Mine was pretty stealthy. I had slightly but not worryingly elevated BP throughout pregnancy and 1 abnormal dip at 21 weeks. After that, all normal till 38 weeks when all hell broke loose. My dip came up with 4+ protein and I got booked in for monitoring and 24 hour urine collection. I don't have my labs handy, but my labs were consistent with pre-e and I had hyperreflexia. BP never went over 140/90 (my normal is 125/80 or so) and I wasn't noticeably swollen. 2 days later they cut me open.

I get plenty of protein; that shouldn't have been an issue.
post #35 of 37
Quote:
Originally Posted by Jenlaana View Post
If a BP is always high from the start at an office (based on white coat hypertension) and goes up a max of about 10 pts topand bottom (140/90 to 150/100) is it pregnancy induced hypertension? ......

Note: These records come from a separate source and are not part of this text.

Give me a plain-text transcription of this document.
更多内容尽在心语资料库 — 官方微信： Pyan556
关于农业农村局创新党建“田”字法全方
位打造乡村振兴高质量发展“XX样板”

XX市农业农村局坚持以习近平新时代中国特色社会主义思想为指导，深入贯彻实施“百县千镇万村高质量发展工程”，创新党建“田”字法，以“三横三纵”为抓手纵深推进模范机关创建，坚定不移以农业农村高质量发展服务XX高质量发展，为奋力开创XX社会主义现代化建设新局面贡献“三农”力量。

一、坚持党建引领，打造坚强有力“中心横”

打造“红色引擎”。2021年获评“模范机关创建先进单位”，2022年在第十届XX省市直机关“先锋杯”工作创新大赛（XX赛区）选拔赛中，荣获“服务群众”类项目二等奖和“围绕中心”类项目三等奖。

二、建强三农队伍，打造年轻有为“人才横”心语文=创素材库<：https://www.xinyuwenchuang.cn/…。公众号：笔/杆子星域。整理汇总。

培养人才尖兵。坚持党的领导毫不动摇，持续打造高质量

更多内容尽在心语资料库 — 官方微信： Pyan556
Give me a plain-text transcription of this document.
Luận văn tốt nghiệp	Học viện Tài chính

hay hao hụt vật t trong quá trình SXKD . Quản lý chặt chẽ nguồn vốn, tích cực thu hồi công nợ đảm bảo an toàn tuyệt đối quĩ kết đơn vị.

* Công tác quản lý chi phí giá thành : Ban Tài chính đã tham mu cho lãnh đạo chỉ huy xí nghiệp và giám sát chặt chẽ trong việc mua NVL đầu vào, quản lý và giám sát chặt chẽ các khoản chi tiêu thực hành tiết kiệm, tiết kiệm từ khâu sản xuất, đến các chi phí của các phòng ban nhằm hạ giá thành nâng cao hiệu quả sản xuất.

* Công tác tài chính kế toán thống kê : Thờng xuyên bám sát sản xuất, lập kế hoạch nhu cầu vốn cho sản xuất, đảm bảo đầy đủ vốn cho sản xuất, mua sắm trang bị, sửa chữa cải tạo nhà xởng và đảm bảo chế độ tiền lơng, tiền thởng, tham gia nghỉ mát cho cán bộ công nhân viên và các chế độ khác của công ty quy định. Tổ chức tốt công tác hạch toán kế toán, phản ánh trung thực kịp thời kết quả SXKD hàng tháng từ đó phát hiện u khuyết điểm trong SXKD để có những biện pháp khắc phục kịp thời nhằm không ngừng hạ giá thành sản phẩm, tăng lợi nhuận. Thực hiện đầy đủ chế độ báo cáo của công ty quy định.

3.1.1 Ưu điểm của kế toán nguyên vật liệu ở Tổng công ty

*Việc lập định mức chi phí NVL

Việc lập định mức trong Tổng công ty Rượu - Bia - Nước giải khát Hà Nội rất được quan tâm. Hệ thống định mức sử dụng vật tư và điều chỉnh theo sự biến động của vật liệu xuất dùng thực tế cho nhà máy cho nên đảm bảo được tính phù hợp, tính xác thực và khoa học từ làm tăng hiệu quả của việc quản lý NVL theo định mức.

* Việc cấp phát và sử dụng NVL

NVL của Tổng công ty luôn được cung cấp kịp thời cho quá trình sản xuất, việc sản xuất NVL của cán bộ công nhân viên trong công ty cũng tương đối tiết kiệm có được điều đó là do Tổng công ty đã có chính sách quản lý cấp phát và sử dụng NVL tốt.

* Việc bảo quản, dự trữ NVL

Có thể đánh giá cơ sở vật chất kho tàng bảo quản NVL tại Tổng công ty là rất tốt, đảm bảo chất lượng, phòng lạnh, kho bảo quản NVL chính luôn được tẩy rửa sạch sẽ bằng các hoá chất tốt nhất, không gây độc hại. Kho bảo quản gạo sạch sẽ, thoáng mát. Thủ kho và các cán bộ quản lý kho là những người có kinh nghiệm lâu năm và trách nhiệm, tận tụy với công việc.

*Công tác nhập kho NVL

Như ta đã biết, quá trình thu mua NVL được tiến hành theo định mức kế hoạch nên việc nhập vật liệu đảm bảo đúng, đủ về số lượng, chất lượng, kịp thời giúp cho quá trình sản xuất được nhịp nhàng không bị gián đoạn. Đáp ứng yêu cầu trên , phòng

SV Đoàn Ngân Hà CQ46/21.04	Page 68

In the past, an increase of 30 mm Hg systolic or 15 mm Hg diastolic has been used as diagnostic criteria. This increase is no longer considered diagnostic for two reasons. First, most pregnant women will have a normal rise in blood pressure between second and third trimesters as is returns to baseline levels. Second, all available evidence demonstrates that women with this normotensive rise in blood pressure are very unlikely to have adverse hypertension related outcomes. Still, the collective opinion of both the NHBPEP and ACOG is that these women should be observed cautiously,
especially in the presence of proteinuria or increased serum uric acid.

>>>>I've had doctors freak out at 140/90 and some not freak until 150/100. what is the actual line over which we should not tread?

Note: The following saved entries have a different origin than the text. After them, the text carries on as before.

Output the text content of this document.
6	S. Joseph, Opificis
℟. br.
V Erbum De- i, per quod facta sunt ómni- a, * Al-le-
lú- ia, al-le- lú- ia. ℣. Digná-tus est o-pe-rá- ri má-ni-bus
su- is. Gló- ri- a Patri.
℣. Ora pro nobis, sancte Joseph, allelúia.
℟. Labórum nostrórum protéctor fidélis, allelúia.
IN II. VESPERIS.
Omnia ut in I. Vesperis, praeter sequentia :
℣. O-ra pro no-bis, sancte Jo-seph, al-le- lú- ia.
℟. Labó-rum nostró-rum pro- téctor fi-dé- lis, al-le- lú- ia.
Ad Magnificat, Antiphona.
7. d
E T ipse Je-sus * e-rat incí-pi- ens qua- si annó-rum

This is one of those cases where there is no exact "line." Diagnosing preeclampsia is just as much an art as it is a science. Some providers won't bat an eye at 150/100, while another may be running the mag before you can say preeclampsia. IME provider thresholds for worry and induction vary region to region. Also, someone has had a client seize at 136/92 they are obviously going to be more liberal with their inductions and treatment.
post #36 of 37
Quote:
Originally Posted by Contented73 View Post
What a great conversation. In this particular case, protein levels were a bit more than trace (sorry, I don't remember what the scale is) and bp was elevated as compared to all her previous bp readings -- although not awful...... The midwives called for an emergency transport and induction.
Keep in mind that in some states, midwives must transfer care in certain situations if they want to practice within the law, and/or within their state's midwifery guidelines. In practice this can mean transfer for things that we don't believe are imminently dangerous.

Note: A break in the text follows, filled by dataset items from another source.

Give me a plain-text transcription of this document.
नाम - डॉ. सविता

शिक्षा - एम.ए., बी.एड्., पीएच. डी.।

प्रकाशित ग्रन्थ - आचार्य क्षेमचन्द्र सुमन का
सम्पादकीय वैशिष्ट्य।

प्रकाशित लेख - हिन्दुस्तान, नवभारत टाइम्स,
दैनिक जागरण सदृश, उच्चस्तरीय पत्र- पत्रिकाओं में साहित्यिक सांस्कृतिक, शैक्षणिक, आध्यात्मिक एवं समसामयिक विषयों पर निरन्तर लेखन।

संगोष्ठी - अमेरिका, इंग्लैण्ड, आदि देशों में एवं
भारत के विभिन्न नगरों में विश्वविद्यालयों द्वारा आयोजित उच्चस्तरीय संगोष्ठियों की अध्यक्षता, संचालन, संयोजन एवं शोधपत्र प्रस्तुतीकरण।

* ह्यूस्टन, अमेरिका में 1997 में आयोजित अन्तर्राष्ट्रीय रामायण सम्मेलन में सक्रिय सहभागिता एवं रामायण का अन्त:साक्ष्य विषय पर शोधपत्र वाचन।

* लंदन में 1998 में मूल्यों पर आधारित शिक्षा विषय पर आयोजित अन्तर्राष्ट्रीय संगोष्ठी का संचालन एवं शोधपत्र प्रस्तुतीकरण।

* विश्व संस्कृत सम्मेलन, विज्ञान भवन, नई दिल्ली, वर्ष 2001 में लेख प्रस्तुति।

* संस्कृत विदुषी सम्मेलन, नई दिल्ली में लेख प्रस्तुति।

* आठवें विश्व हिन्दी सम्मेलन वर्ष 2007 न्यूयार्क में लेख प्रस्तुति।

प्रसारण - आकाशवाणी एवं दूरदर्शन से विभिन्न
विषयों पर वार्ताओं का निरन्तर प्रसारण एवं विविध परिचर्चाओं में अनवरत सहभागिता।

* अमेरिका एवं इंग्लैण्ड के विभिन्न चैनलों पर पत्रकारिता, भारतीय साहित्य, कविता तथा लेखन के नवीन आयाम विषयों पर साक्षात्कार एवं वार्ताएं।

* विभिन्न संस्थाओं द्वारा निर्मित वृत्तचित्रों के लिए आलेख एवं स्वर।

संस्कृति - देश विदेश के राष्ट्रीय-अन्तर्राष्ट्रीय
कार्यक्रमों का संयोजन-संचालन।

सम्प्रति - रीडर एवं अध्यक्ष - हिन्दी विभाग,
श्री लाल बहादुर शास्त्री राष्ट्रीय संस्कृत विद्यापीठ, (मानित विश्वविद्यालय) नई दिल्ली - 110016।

BTW, dipsticks cannot be relied upon for an accurate assessment of proteinurea. A mama could have +1 on a dip and in reality be spilling 500 or nothing! You really need to do a 24 hour catch in order to see what's happening.
post #37 of 37
There was this really fascinating article in the New Yorker in 2006 that discusses the work of a kidney specialist and the discoveries he made about pre-eclampsia. He studied pre-eclamptic placentas and healthy placentas, along with the blood of women suffering from mild to severe pre-e. Basically he found women with pre-eclampsia have more of a certain protein (soluble FLT) and less of two others (VEGF and PIGF) than healthy women.